— Я казню таких, как ты, Матвей. Неприкаянных душ. Магов смерти. Отступников. Заговорщиков.
— Отчаянное признание, — хмыкнул я. — Учитывая, что ты в моей власти, самоубийственное. Но-но, Аннушка, без резких движений. Помнишь же, я убивать в Гнили не должен. Это не значит, что я не стану защищаться.
— А за Гнилью?
— А вне Гнили — пожалуйста. Но мы с тобой договоримся. Твоя жизнь мне без надобности. А тебе моя позарез нужна. Жизнь. Настолько, что ты меня беречь должна, как зеницу ока. В государственных интересах. Много нас таких? Магов Смерти?
Аннушка немного успокоилась, но придвигаться обратно не спешила. Костёр отбрасывал блики на её лицо, отчего в жёлтых глазах плясало колдовское пламя.
— Нет. Я за пять лет службы двух… видела.
Печально. Значит, ни Артели, ни последователей, зато Гниль расползлась на всю страну. Молодцы, потомки, такое государство просрали. А мы ведь ведущую роль на мировой арене играли. Теперь, видать, Матвеюшке разгребать. Эх, хорошо, отец не дожил…
Нет, конечно, не такой уж я герой, чтобы радеть за утраченное другими Отечество. Но любого мага-пригранника с детства воспитывали в идеалах служения Артели. Не сделаем мы свою работу — Гниль сожрёт все к ведьминой заднице. Собственно, сожрала уже. А раз я последний остался…

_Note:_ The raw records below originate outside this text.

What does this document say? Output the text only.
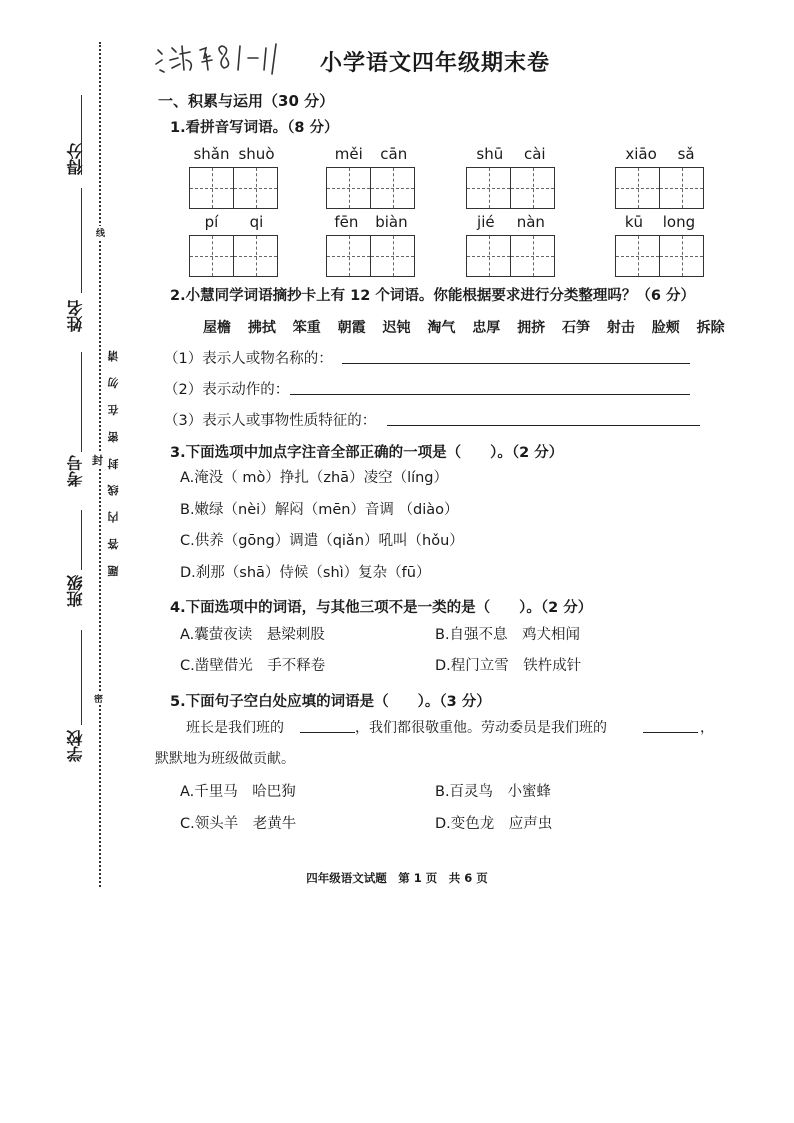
得分
姓名
考号
班级
学校
线
封
密
题 答 内 线 封 密 在 勿 请
小学语文四年级期末卷
一、积累与运用（30 分）
1.看拼音写词语。（8 分）
shǎn shuò	měi cān	shū cài	xiāo sǎ
pí qi	fēn biàn	jié nàn	kū long
2.小慧同学词语摘抄卡上有 12 个词语。你能根据要求进行分类整理吗？（6 分）
屋檐 拂拭 笨重 朝霞 迟钝 淘气 忠厚 拥挤 石笋 射击 脸颊 拆除
（1）表示人或物名称的：
（2）表示动作的：
（3）表示人或事物性质特征的：
3.下面选项中加点字注音全部正确的一项是（　　）。（2 分）
A.淹没（ mò）挣扎（zhā）凌空（líng）
B.嫩绿（nèi）解闷（mēn）音调 （diào）
C.供养（gōng）调遣（qiǎn）吼叫（hǒu）
D.刹那（shā）侍候（shì）复杂（fū）
4.下面选项中的词语，与其他三项不是一类的是（　　）。（2 分）
A.囊萤夜读　悬梁刺股	B.自强不息　鸡犬相闻
C.凿壁借光　手不释卷	D.程门立雪　铁杵成针
5.下面句子空白处应填的词语是（　　）。（3 分）
班长是我们班的	，我们都很敬重他。劳动委员是我们班的	，
默默地为班级做贡献。
A.千里马　哈巴狗	B.百灵鸟　小蜜蜂
C.领头羊　老黄牛	D.变色龙　应声虫
四年级语文试题　第 1 页　共 6 页
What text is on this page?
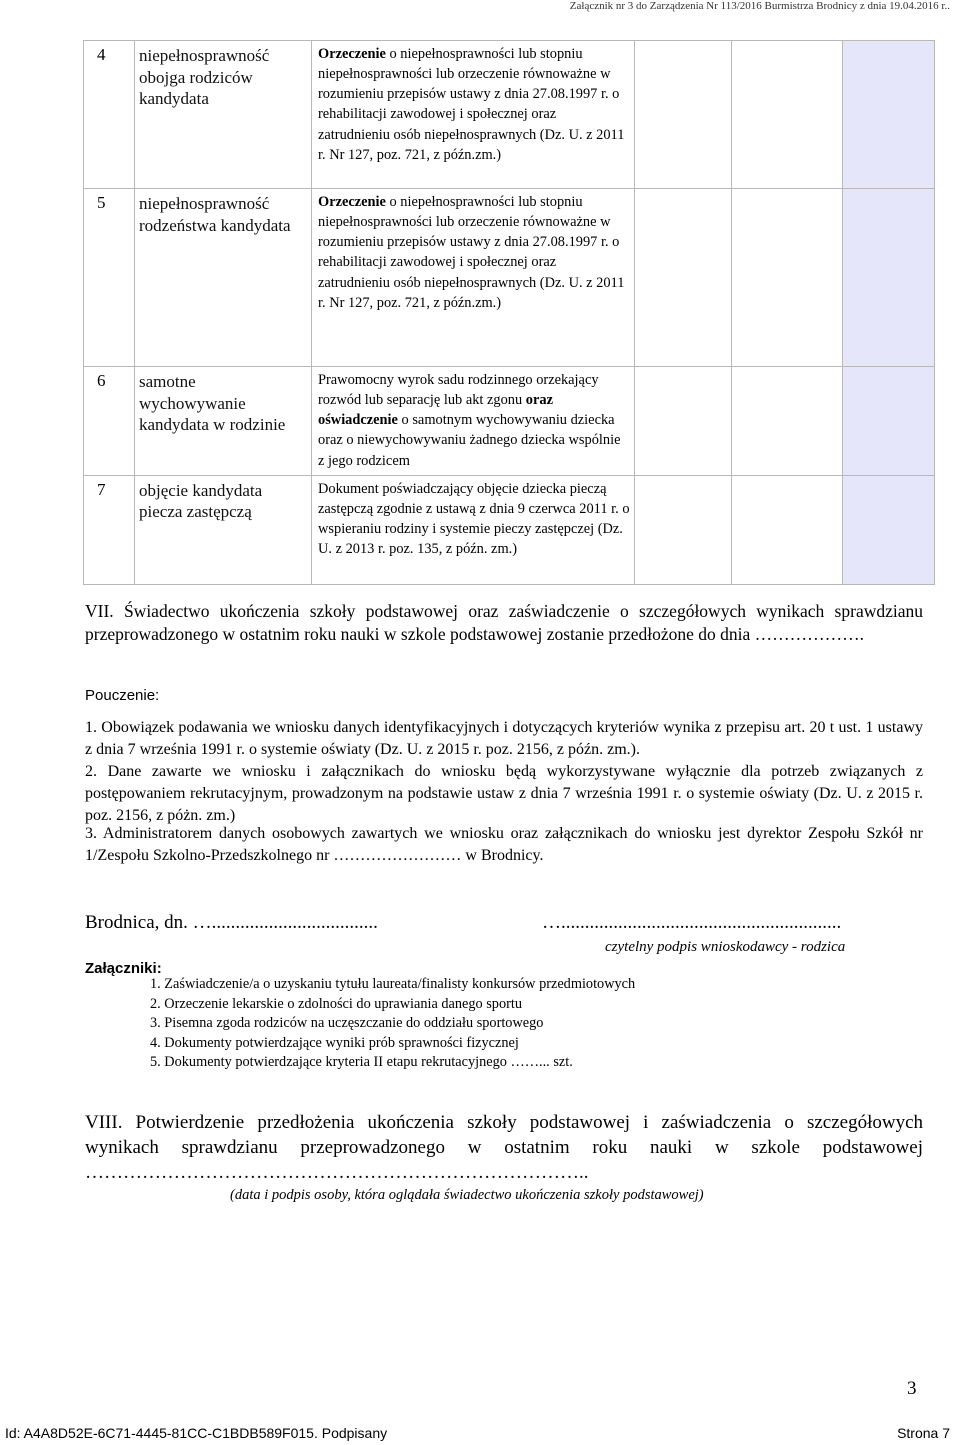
Załącznik nr 3 do Zarządzenia Nr 113/2016 Burmistrza Brodnicy z dnia 19.04.2016 r..
4	niepełnosprawność obojga rodziców kandydata	Orzeczenie o niepełnosprawności lub stopniu niepełnosprawności lub orzeczenie równoważne w rozumieniu przepisów ustawy z dnia 27.08.1997 r. o rehabilitacji zawodowej i społecznej oraz zatrudnieniu osób niepełnosprawnych (Dz. U. z 2011 r. Nr 127, poz. 721, z późn.zm.)			
5	niepełnosprawność rodzeństwa kandydata	Orzeczenie o niepełnosprawności lub stopniu niepełnosprawności lub orzeczenie równoważne w rozumieniu przepisów ustawy z dnia 27.08.1997 r. o rehabilitacji zawodowej i społecznej oraz zatrudnieniu osób niepełnosprawnych (Dz. U. z 2011 r. Nr 127, poz. 721, z późn.zm.)			
6	samotne wychowywanie kandydata w rodzinie	Prawomocny wyrok sadu rodzinnego orzekający rozwód lub separację lub akt zgonu oraz oświadczenie o samotnym wychowywaniu dziecka oraz o niewychowywaniu żadnego dziecka wspólnie z jego rodzicem			
7	objęcie kandydata piecza zastępczą	Dokument poświadczający objęcie dziecka pieczą zastępczą zgodnie z ustawą z dnia 9 czerwca 2011 r. o wspieraniu rodziny i systemie pieczy zastępczej (Dz. U. z 2013 r. poz. 135, z późn. zm.)			
VII. Świadectwo ukończenia szkoły podstawowej oraz zaświadczenie o szczegółowych wynikach sprawdzianu przeprowadzonego w ostatnim roku nauki w szkole podstawowej zostanie przedłożone do dnia ……………….
Pouczenie:
1. Obowiązek podawania we wniosku danych identyfikacyjnych i dotyczących kryteriów wynika z przepisu art. 20 t ust. 1 ustawy z dnia 7 września 1991 r. o systemie oświaty (Dz. U. z 2015 r. poz. 2156, z późn. zm.).
2. Dane zawarte we wniosku i załącznikach do wniosku będą wykorzystywane wyłącznie dla potrzeb związanych z postępowaniem rekrutacyjnym, prowadzonym na podstawie ustaw z dnia 7 września 1991 r. o systemie oświaty (Dz. U. z 2015 r. poz. 2156, z póżn. zm.)
3. Administratorem danych osobowych zawartych we wniosku oraz załącznikach do wniosku jest dyrektor Zespołu Szkół nr 1/Zespołu Szkolno-Przedszkolnego nr …………………… w Brodnicy.
Brodnica, dn. …...................................	…...........................................................
czytelny podpis wnioskodawcy - rodzica
Załączniki:
1. Zaświadczenie/a o uzyskaniu tytułu laureata/finalisty konkursów przedmiotowych
2. Orzeczenie lekarskie o zdolności do uprawiania danego sportu
3. Pisemna zgoda rodziców na uczęszczanie do oddziału sportowego
4. Dokumenty potwierdzające wyniki prób sprawności fizycznej
5. Dokumenty potwierdzające kryteria II etapu rekrutacyjnego ……... szt.
VIII. Potwierdzenie przedłożenia ukończenia szkoły podstawowej i zaświadczenia o szczegółowych wynikach sprawdzianu przeprowadzonego w ostatnim roku nauki w szkole podstawowej ……………………………………………………………………..
(data i podpis osoby, która oglądała świadectwo ukończenia szkoły podstawowej)
3
Id: A4A8D52E-6C71-4445-81CC-C1BDB589F015. Podpisany	Strona 7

— Худосочная ты больно для сыскаря, — хмыкнул я. — Тебя любой заломает. Или только приговоры зачитываешь, а ловят и в исполнение приводят другие?

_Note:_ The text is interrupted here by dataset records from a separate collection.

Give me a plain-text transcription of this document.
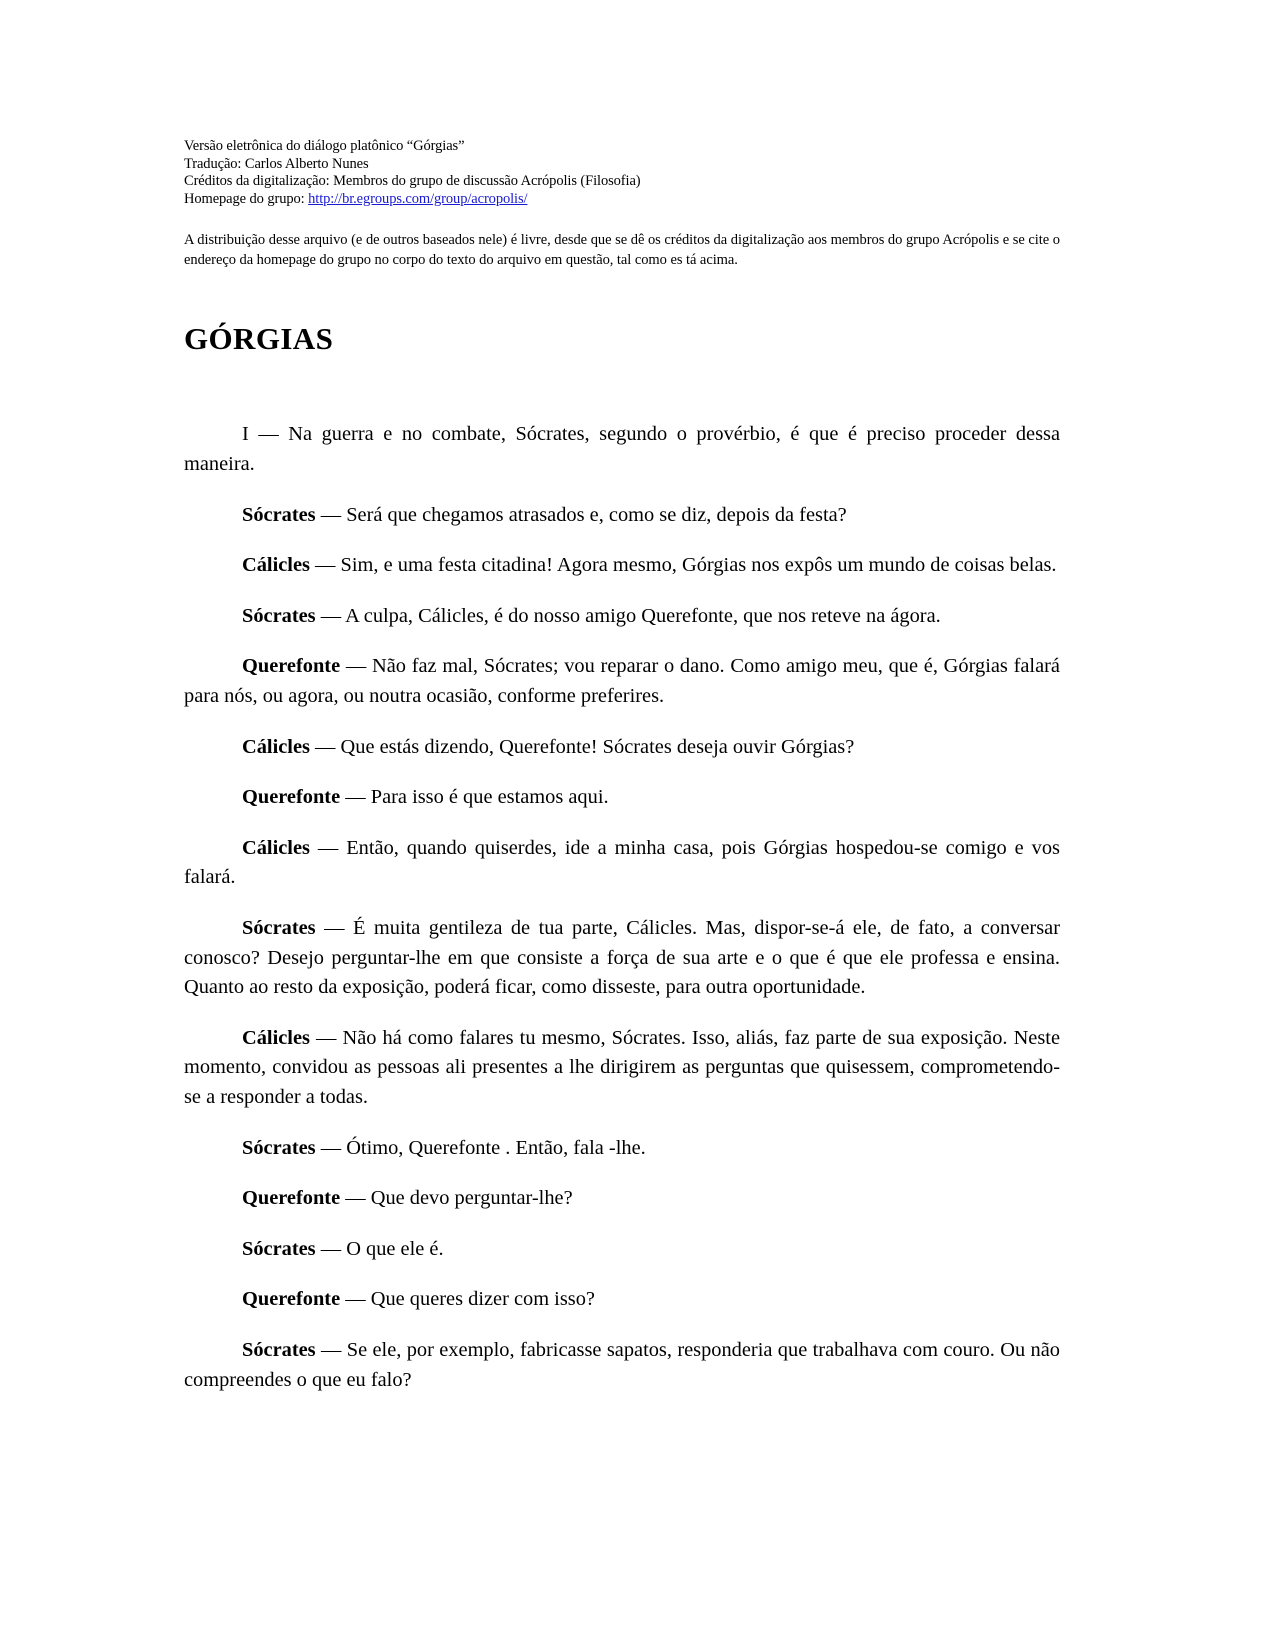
Versão eletrônica do diálogo platônico “Górgias”
Tradução: Carlos Alberto Nunes
Créditos da digitalização: Membros do grupo de discussão Acrópolis (Filosofia)
Homepage do grupo: http://br.egroups.com/group/acropolis/
A distribuição desse arquivo (e de outros baseados nele) é livre, desde que se dê os créditos da digitalização aos membros do grupo Acrópolis e se cite o endereço da homepage do grupo no corpo do texto do arquivo em questão, tal como es tá acima.
GÓRGIAS

I — Na guerra e no combate, Sócrates, segundo o provérbio, é que é preciso proceder dessa maneira.

Sócrates — Será que chegamos atrasados e, como se diz, depois da festa?

Cálicles — Sim, e uma festa citadina! Agora mesmo, Górgias nos expôs um mundo de coisas belas.

Sócrates — A culpa, Cálicles, é do nosso amigo Querefonte, que nos reteve na ágora.

Querefonte — Não faz mal, Sócrates; vou reparar o dano. Como amigo meu, que é, Górgias falará para nós, ou agora, ou noutra ocasião, conforme preferires.

Cálicles — Que estás dizendo, Querefonte! Sócrates deseja ouvir Górgias?

Querefonte — Para isso é que estamos aqui.

Cálicles — Então, quando quiserdes, ide a minha casa, pois Górgias hospedou-se comigo e vos falará.

Sócrates — É muita gentileza de tua parte, Cálicles. Mas, dispor-se-á ele, de fato, a conversar conosco? Desejo perguntar-lhe em que consiste a força de sua arte e o que é que ele professa e ensina. Quanto ao resto da exposição, poderá ficar, como disseste, para outra oportunidade.

Cálicles — Não há como falares tu mesmo, Sócrates. Isso, aliás, faz parte de sua exposição. Neste momento, convidou as pessoas ali presentes a lhe dirigirem as perguntas que quisessem, comprometendo-se a responder a todas.

Sócrates — Ótimo, Querefonte . Então, fala -lhe.

Querefonte — Que devo perguntar-lhe?

Sócrates — O que ele é.

Querefonte — Que queres dizer com isso?

Sócrates — Se ele, por exemplo, fabricasse sapatos, responderia que trabalhava com couro. Ou não compreendes o que eu falo?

— Много ты понимаешь, — огрызнулась обиженная Потапова. — Я одна из лучших. Да и работёнка такая, что на балу не похвалишься. В лоб против отступников идти мало проку. Исподволь надо. А кто на благородную девицу подумает?
— И то верно. А мне тогда зачем рассказала? Я на балы уже не ходок?
Анна Михална угрюмо сопела, не глядя мне в глаза.
— Дела… — понял я. — То есть, для Матвея Павловича никакой амнистии не предполагалось? Дотащил малец то, что вам надо было, и всё, в расход?
Аня молчала, но я понял, что попал в точку по её напряжённому взгляду.
— Аннушка, и не совестно тебе было бы мальца-то в расход пускать? Он же тебе в младшие братья годится. Тебе, небось, за двадцать годков-то перевалило?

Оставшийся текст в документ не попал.